Ritz pointed out seven problems with Maxwell–Lorentz electromagnetic field equations:
- Electric and magnetic forces really express relations about space and time and should be replaced with non-instantaneous elementary actions.
- Advanced potentials don't exist (and their erroneous use led to the Rayleigh–Jeans ultraviolet catastrophe).
- Localization of energy in the ether is vague.
- It is impossible to reduce gravity to the same notions.
- The unacceptable inequality of action and reaction is brought about by the concept of absolute motion with respect to the ether.
- Apparent relativistic mass increase is amenable to different interpretations.
- The use of absolute coordinates, if independent of all motions of matter, requires throwing away the time-honoured use of Galilean relativity and our notions of rigid ponderable bodies.

Instead, he indicated that light is not propagated (in a medium) but is projected. This theory, however, is considered to be refuted.

===Ritz's method===
In 1909 Ritz developed a direct method to find an approximate solution for boundary value problems. It converts the often insoluble differential equation into the solution of a matrix equation. It is a theoretical preparatory work for the finite element method (FEM). This method is also known as Ritz's variation principle and the Rayleigh-Ritz principle.
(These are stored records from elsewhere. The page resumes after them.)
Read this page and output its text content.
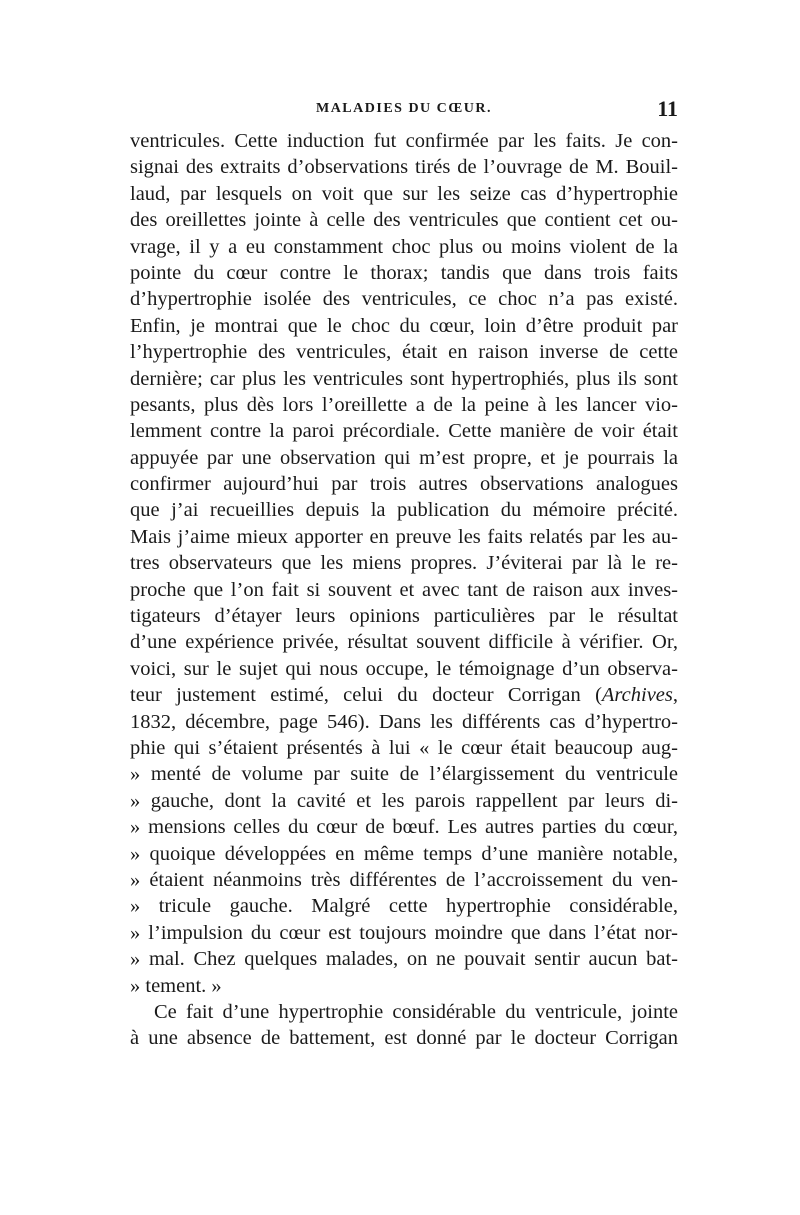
MALADIES DU CŒUR.	11
ventricules. Cette induction fut confirmée par les faits. Je con-
signai des extraits d’observations tirés de l’ouvrage de M. Bouil-
laud, par lesquels on voit que sur les seize cas d’hypertrophie
des oreillettes jointe à celle des ventricules que contient cet ou-
vrage, il y a eu constamment choc plus ou moins violent de la
pointe du cœur contre le thorax; tandis que dans trois faits
d’hypertrophie isolée des ventricules, ce choc n’a pas existé.
Enfin, je montrai que le choc du cœur, loin d’être produit par
l’hypertrophie des ventricules, était en raison inverse de cette
dernière; car plus les ventricules sont hypertrophiés, plus ils sont
pesants, plus dès lors l’oreillette a de la peine à les lancer vio-
lemment contre la paroi précordiale. Cette manière de voir était
appuyée par une observation qui m’est propre, et je pourrais la
confirmer aujourd’hui par trois autres observations analogues
que j’ai recueillies depuis la publication du mémoire précité.
Mais j’aime mieux apporter en preuve les faits relatés par les au-
tres observateurs que les miens propres. J’éviterai par là le re-
proche que l’on fait si souvent et avec tant de raison aux inves-
tigateurs d’étayer leurs opinions particulières par le résultat
d’une expérience privée, résultat souvent difficile à vérifier. Or,
voici, sur le sujet qui nous occupe, le témoignage d’un observa-
teur justement estimé, celui du docteur Corrigan (Archives,
1832, décembre, page 546). Dans les différents cas d’hypertro-
phie qui s’étaient présentés à lui « le cœur était beaucoup aug-
» menté de volume par suite de l’élargissement du ventricule
» gauche, dont la cavité et les parois rappellent par leurs di-
» mensions celles du cœur de bœuf. Les autres parties du cœur,
» quoique développées en même temps d’une manière notable,
» étaient néanmoins très différentes de l’accroissement du ven-
» tricule gauche. Malgré cette hypertrophie considérable,
» l’impulsion du cœur est toujours moindre que dans l’état nor-
» mal. Chez quelques malades, on ne pouvait sentir aucun bat-
» tement. »
Ce fait d’une hypertrophie considérable du ventricule, jointe
à une absence de battement, est donné par le docteur Corrigan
===Ritz's combination principle===

In 1908, Ritz found empirically the Ritz combination principle named after him. After that, the sum or difference of the frequencies of two spectral lines is often the frequency of another line. Which of these calculated frequencies is actually observed was only explained later by selection rules, which follow from quantum mechanical calculations. The basis for this was the spectral line research (Balmer series) by Johann Jakob Balmer.

== Honours ==
- The lunar crater Ritz is named after him.